As I have read in several sources, painter Van Gogh appears to have had increased sensitivity to colors during his manic periods ( some people would dispute that these visual hallucinations preceded his epileptic seizures). If one looks at Van Gogh's overall body of work, one cannot help but notice the brilliant colors.

I had no idea that Tesla also suffered from manic depression till I read about it in this book. Nikola Tesla was the Yugoslavian genius of electricity, invented alternating and direct current and contributed to the development of the radio and radar. There is a passage in one of the biographies on Tesla which describes the hyper-acuity of his senses...

"Tesla's senses had always been abnormally acute. He claimed several times in boyhood he had saved neighbors from fires in their own homes when he was awakened by crackling of flames. When he was past forty and carrying on his lightning research , he would claim to hear thunderclaps at a distance of 550 miles.
But what happened during his breakdown was astonishing even by Tesla standards. He could hear the ticking of a watch from three rooms away. A fly landing on a table in his room caused a dull thud in his ear. A carriage passing a few miles away seemed to shake his body. A train whistle twenty miles distant made the chair on which he sat vibrate so strongly that the pain became unbearable. The ground under his feet was constantly trembling.
"The roaring noises from near and far, " he wrote "often produced the effects of spoken words which would have frightened me had I not been able to resolve them into their accidental components." During this period Tesla's pulse fluctuated from subnormal to 240."

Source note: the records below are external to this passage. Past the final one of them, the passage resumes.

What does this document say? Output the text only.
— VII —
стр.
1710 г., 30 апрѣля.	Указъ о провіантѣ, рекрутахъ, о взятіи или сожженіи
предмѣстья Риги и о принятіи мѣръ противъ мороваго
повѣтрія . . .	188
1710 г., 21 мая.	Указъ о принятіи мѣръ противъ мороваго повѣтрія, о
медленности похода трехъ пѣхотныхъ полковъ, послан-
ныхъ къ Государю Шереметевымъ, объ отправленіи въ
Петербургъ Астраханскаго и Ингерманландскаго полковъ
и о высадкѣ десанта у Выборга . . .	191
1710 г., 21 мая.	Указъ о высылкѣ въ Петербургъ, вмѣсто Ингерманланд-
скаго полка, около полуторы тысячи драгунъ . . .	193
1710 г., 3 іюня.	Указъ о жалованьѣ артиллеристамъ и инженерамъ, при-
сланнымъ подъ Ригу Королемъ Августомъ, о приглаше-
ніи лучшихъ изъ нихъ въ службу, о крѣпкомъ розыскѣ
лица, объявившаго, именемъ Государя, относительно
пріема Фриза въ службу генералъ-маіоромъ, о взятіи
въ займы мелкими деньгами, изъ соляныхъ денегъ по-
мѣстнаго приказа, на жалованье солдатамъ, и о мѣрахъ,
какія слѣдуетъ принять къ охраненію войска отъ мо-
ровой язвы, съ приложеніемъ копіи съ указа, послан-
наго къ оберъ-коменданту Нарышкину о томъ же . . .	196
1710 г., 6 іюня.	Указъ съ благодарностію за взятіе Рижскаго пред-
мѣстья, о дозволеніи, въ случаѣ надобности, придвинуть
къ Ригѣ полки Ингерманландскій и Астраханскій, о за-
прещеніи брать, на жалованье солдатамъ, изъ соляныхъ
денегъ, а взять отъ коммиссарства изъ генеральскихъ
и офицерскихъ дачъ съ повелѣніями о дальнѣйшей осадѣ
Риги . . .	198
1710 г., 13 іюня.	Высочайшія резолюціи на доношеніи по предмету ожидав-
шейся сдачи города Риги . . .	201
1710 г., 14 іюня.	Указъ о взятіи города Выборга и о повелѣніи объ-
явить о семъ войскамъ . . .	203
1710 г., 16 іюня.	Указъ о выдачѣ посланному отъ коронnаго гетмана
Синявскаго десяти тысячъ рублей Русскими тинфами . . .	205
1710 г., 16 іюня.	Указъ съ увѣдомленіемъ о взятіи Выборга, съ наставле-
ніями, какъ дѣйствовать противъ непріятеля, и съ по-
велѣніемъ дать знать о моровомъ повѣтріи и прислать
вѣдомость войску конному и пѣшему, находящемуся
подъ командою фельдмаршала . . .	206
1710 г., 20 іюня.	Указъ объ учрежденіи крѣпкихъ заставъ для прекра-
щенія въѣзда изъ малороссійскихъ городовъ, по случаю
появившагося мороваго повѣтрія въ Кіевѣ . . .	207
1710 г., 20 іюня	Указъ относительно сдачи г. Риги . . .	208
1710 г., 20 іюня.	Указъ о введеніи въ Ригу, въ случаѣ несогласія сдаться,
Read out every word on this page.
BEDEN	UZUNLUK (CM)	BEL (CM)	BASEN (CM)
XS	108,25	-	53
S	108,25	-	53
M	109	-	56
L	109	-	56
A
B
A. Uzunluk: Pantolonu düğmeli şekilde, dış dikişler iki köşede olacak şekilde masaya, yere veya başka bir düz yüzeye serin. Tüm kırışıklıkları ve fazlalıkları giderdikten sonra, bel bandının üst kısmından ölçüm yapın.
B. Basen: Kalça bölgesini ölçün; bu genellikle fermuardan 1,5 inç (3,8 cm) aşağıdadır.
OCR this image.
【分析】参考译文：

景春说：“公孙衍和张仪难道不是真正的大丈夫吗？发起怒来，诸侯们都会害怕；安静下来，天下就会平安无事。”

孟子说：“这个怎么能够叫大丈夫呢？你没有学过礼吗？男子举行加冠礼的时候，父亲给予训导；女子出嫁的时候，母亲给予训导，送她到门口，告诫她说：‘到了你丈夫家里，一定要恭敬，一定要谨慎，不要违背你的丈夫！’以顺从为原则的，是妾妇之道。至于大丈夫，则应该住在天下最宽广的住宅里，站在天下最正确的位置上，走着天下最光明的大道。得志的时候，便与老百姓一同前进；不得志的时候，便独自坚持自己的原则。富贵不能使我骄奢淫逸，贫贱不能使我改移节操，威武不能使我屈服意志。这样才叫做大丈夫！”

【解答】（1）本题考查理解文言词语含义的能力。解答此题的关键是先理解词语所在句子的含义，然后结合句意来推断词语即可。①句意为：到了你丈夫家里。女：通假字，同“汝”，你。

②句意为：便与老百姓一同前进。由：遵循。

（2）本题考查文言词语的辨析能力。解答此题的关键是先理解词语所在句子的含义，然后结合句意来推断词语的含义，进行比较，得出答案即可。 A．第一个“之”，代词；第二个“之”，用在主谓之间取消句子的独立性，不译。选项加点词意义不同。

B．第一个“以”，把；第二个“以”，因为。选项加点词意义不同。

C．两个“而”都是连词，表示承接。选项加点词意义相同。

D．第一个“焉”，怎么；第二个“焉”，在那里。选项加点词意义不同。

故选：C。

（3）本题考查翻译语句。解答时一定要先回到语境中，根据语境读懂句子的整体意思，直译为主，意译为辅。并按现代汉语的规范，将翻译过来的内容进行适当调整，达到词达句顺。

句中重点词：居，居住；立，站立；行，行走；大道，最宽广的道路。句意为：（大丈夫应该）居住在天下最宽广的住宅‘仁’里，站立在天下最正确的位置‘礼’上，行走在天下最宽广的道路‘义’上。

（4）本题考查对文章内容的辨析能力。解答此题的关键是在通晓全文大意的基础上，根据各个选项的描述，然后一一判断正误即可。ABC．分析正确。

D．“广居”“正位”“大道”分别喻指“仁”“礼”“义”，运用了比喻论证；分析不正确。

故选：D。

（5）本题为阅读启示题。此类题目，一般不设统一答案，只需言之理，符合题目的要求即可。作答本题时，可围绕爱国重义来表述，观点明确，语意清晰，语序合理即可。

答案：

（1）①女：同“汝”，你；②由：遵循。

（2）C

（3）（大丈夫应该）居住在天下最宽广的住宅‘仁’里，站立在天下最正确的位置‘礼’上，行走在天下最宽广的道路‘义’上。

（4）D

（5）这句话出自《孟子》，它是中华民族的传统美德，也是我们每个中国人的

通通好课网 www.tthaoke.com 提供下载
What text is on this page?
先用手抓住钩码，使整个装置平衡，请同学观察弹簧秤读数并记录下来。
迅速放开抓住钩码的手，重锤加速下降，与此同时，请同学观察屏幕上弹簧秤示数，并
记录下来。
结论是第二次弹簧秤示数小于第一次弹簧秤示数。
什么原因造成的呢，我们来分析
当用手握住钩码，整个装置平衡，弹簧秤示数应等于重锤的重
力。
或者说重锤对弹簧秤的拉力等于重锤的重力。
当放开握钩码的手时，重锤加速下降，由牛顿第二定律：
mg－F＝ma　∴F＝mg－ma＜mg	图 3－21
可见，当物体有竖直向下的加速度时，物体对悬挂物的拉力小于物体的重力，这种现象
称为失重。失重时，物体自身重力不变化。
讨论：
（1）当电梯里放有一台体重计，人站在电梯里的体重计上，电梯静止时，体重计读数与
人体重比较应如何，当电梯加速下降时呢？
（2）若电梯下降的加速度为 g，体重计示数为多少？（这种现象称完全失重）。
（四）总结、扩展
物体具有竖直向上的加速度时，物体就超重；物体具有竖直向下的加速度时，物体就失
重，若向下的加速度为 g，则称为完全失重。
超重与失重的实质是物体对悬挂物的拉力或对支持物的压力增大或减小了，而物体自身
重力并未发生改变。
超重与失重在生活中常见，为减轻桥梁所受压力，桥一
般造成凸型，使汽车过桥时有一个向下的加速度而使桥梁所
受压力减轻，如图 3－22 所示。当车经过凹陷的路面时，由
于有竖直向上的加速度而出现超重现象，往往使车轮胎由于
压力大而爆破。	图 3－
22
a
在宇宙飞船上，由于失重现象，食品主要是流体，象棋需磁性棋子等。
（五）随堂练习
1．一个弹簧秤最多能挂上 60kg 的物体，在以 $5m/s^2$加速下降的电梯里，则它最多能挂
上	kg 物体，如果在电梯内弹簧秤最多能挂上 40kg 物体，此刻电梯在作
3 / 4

This past passage eerily reminds me of a relative who suffers from a mental illness. His hearing is so sensitive at times, even though he is now medically treated, that he has to wear hearing muffs that the construction workers wear when they work even though he may simply be sitting at his desk studying. I used to think this relative had delusions but I think that now , after being more self educated, that it is quite possible that his senses are extremely acute at times- more acute than the average individual.

I wanted to know the psychiatrists' point of view. Are the hearing and seeing senses really acute when patients experience periods of mania?